Antes de passar a porteira da casa grande, Marina se deparou com um vaqueiro. O homem com sua cortesia a cumprimentou tirando-lhe o chapéu. Logo atrás caminhavam mais dois vaqueiros vindos, com certeza, do centro da cidade. Marina agradeceu o cumprimento e ainda indagou:
--- E as vacas? – perguntou a moça ao vaqueiro.
--- Nós estamos procurando para ver se ainda estão morrendo. – falou manso o vaqueiro com seu traje coberto de espinhos.
--- Tá bom. Espero que essa doença não tenha progresso. Isso não é febre? Aftosa? – indagou a moça ao vaqueiro completamente suado.
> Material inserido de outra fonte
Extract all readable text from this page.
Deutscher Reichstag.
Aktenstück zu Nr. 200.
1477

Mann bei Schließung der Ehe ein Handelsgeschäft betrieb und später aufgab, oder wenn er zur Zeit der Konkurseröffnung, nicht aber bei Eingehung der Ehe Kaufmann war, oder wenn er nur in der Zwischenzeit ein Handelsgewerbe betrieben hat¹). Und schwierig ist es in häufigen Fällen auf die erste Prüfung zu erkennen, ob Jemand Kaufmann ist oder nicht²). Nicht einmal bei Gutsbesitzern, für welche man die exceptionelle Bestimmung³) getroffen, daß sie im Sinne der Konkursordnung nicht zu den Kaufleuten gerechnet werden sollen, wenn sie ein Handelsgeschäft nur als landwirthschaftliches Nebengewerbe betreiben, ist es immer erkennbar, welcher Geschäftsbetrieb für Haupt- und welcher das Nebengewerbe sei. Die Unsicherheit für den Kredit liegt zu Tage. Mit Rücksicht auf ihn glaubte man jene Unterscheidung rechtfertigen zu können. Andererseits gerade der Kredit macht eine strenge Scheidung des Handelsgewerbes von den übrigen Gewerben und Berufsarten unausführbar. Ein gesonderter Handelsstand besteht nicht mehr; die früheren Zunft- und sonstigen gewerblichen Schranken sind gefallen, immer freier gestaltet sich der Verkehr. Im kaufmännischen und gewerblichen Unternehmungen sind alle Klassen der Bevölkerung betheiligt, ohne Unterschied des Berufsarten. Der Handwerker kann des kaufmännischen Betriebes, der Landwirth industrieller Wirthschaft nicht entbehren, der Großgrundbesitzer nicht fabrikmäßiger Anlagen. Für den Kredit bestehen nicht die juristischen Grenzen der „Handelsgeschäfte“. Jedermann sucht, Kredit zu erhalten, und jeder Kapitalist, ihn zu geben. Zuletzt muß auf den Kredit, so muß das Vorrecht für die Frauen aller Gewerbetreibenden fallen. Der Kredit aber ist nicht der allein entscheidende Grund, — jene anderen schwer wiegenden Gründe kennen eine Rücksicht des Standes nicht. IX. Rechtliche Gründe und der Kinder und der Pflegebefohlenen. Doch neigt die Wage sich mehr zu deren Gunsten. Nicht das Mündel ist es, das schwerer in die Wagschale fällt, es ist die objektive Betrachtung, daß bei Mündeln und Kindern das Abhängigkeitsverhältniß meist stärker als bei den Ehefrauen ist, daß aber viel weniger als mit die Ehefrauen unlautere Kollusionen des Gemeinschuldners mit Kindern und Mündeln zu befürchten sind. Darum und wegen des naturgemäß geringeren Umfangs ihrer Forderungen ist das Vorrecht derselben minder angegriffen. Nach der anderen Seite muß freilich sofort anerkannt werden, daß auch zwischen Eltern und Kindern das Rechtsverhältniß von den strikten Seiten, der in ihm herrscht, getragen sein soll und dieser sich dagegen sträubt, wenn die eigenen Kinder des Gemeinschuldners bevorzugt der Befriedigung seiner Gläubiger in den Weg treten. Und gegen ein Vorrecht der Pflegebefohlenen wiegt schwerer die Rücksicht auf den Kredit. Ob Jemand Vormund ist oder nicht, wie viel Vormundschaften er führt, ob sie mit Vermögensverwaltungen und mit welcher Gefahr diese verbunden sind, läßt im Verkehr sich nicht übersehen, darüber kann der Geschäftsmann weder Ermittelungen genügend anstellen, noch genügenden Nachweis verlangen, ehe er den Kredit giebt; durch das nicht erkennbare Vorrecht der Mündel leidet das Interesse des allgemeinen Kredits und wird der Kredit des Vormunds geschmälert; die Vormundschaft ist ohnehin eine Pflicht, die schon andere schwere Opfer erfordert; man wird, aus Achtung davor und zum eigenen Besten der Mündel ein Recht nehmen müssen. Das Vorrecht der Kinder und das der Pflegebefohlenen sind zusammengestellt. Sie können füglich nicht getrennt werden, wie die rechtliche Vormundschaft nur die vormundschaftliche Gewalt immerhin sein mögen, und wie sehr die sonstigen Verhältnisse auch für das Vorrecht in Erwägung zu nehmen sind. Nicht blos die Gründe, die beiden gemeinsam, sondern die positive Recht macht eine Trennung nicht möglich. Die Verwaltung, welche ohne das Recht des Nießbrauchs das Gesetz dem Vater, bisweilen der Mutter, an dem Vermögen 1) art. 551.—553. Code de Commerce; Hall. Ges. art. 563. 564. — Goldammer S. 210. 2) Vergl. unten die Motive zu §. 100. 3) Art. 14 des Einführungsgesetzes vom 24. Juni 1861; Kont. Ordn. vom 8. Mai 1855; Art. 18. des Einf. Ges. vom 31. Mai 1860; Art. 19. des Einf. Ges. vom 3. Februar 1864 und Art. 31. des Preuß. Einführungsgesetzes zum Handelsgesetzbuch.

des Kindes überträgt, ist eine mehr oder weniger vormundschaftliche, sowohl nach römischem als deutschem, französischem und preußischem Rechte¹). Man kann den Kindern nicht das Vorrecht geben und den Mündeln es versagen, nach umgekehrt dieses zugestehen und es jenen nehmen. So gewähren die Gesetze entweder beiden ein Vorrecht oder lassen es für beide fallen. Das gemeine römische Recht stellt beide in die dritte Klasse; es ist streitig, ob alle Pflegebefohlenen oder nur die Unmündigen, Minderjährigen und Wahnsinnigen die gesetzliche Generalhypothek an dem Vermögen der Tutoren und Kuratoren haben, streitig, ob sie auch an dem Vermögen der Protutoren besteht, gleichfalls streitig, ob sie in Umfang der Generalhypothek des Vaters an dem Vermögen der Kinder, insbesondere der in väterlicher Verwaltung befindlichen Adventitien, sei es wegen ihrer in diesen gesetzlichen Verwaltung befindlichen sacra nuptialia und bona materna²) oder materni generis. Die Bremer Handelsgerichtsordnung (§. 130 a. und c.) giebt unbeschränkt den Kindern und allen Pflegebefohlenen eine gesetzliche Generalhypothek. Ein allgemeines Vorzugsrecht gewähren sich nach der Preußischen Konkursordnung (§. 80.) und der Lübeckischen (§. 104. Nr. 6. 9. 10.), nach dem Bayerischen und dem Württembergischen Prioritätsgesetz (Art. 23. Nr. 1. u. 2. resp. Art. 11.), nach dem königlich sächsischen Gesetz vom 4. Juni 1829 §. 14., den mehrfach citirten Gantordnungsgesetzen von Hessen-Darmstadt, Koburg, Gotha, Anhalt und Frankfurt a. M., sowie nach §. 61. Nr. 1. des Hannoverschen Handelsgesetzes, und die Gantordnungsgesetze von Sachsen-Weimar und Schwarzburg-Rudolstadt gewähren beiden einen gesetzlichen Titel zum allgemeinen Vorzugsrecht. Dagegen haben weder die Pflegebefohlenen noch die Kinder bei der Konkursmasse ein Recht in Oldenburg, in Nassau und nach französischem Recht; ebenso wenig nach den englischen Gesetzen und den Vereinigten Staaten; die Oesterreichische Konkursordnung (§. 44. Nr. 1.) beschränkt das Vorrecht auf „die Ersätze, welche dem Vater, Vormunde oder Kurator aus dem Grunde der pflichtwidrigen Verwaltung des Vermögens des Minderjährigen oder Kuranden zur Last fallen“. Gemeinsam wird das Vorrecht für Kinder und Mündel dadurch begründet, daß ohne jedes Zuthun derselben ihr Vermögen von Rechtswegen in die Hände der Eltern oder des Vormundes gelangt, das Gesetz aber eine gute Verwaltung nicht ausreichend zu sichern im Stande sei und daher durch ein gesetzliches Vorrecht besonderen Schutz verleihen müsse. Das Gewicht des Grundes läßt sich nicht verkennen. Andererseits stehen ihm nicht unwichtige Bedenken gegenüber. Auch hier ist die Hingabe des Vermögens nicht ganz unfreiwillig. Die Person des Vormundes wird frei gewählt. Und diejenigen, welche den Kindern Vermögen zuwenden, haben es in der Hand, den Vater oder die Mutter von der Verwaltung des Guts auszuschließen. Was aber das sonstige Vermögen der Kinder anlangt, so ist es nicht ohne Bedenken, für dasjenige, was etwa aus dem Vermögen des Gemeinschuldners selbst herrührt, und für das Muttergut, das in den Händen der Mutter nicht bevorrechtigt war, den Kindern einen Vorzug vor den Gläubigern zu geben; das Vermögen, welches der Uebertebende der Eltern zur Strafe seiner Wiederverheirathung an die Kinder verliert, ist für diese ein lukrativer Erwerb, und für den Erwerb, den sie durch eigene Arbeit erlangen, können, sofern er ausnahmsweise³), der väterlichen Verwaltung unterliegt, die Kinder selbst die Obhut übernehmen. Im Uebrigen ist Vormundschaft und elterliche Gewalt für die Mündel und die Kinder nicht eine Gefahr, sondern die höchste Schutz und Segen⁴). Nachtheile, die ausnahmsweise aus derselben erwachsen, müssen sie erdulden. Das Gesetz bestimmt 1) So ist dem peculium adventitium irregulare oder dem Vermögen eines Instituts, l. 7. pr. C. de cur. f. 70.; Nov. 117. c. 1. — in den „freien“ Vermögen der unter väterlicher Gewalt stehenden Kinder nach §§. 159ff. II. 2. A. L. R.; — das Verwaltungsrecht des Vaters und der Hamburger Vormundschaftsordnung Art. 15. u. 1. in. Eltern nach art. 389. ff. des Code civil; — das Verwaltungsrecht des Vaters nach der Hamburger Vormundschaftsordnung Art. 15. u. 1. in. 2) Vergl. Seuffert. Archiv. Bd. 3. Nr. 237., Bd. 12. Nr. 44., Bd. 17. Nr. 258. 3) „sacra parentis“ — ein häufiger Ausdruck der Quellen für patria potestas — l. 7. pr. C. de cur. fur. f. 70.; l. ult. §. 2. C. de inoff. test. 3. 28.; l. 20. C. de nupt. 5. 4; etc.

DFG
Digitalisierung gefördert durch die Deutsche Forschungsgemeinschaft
--- É. Pode ser. Os médicos é quem devem dizer. – falou baixo o vaqueiro sem saber de coisa alguma.
--- É. Aliás, eles hoje estiveram aqui. E não disseram nada. Entraram calados e saíram sem sorrir. – falou Marina muito mal informada pela morte das vacas.
--- É Mas se eles não disserem o que matou as vacas, então....Sei não...Achou que isso é uma febre braba que mata as vaquinhas num triscar de olhos. – respondeu o vaqueiro cuspindo fumo para outro lado.
--- Sã morreram vacas? – perguntou a moça cismada com a notícia.
--- Não senhora. Um vaqueiro trouxe um urubu também. – relatou mais o vaqueiro.
--- Nossa! Até urubu? Que coisa!!! – se espantou Marina.
--- O pior foi na fazenda do velho Juca. Por lá morreram vinte e três vacas e uma danação de urubus! – fez ver por seu lado o auxiliar do prefeito.
Marina ainda mais se espantou com a notícia dada pelo auxiliar do prefeito e quase não tinha palavras para falar atormentada de medo. De olhos esbugalhados, mãos na direção, Marina só teve a falar o que se pronunciou:
--- Virgem Maria! Será que foi algum bicho? – falou alarmada a moça.
--- Por lá foi pior. Levaram três homens. O povo esta achando que foi gente do outro mundo. E os que foram e voltaram não souberam nem dizer que tinha saído daqui. – cuspiu forte o fumo de corda que mascava o vaqueiro ao dizer a novidade a moça.
--- Virgem!!! Nave do outro mundo? – gritou alarmada a moça quando o vaqueiro contou o incidente.
--- Parece! É o que estão dizendo. Sei não. Acho que isso é o fim o mundo! – relatou o vaqueiro assombrado com o que sucedera na Serra do Monte Sagrado.
E a moça se despediu e tocou de vez o carro em direção a Prefeitura do Município de Panelas. Ao seu lado, o auxiliar do Prefeito estava mudo e temendo o pior.